Election présidentielle - Les recommandations du Conseil constitutionnel suite au scrutin de 2017

Le Conseil constitutionnel a rendu publiques, jeudi 20 juillet, ses observations sur l'élection présidentielle des 23 avril et 7 mai 2017. Il formule quelques recommandations pour améliorer le déroulement du scrutin.

Le scrutin présidentiel des 23 avril et 7 mai 2017 s'est déroulé dans de "bonnes conditions", note en préambule de ses observations du 20 juillet le Conseil constitutionnel. Pour autant, et comme à l'accoutumée, les sages du Palais Royal formulent quelques observations à l'attention des pouvoirs publics afin d'améliorer le déroulement de cette consultation. Plusieurs d'entre elles intéressent les élus, et au premier chef les maires.

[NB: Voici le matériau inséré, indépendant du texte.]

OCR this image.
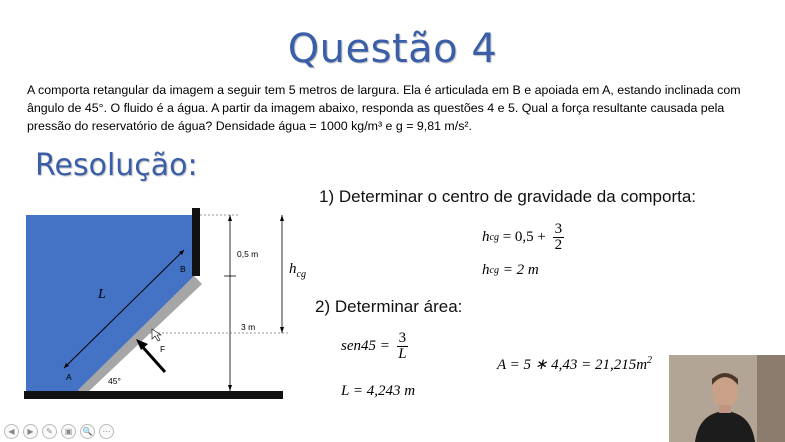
Questão 4
A comporta retangular da imagem a seguir tem 5 metros de largura. Ela é articulada em B e apoiada em A, estando inclinada com ângulo de 45°. O fluido é a água. A partir da imagem abaixo, responda as questões 4 e 5. Qual a força resultante causada pela pressão do reservatório de água? Densidade água = 1000 kg/m³ e g = 9,81 m/s².
Resolução:
B
A
L
F
45°
0,5 m
3 m
$h_{cg}$
1) Determinar o centro de gravidade da comporta:
h cg = $0,5 + \frac{3}{2}$
h cg = 2 m
2) Determinar área:
$sen45 = \frac{3}{L}$
L = 4,243 m
A = 5 ∗ $4,43 = 21,215m^2$
◀	▶	✎	▣	🔍	⋯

Stabilité du nombre de parrainages

A la suite de l'élection de 2012, le Conseil avait formulé deux propositions relatives aux règles de présentation (ou "parrainage") des candidats. Il avait ainsi souhaité que l’acheminement des présentations se fasse exclusivement par voie postale, et que la pratique - contestée - de la publication partielle des noms fasse l'objet d'une réflexion. Ces recommandations avaient inspiré les dispositions contenues dans la loi organique du 25 avril 2016 (voir ci-dessous notre article du 19 février 2016). Le Conseil remarque que le nouveau mode d'acheminement et la publication de l'intégralité des parrainages n'ont pas eu de conséquences significatives sur le nombre de formulaires reçus : 14.586 contre environ 15.000 en 2012.
Concernant la transmission électronique des parrainages, possibilité désormais ouverte par la loi, sous réserve de la parution d'un décret ad hoc, le Conseil appelle le gouvernement à ne l'envisager "qu’avec les plus grandes précautions", "compte tenu du risque de fraudes informatiques".

Radiation des listes électorales : "un désordre regrettable"

Avant le scrutin, plusieurs communes ont procédé à des radiations importantes sur les listes électorales, amenant les électeurs à saisir les tribunaux d'instance pour obtenir leur  réinscription. Si la plupart de ces radiations était justifiée, rappelle le Conseil, "leur ampleur et le manque d’information des intéressés par les services compétents ont conduit à un désordre regrettable". Les modalités d'inscription sur les listes électorales ayant été rénovées par la loi du 1er août 2016 (voir ci-dessous notre article du 21 juillet 2016), cette situation ne devrait pas se renouveler, estiment les Sages.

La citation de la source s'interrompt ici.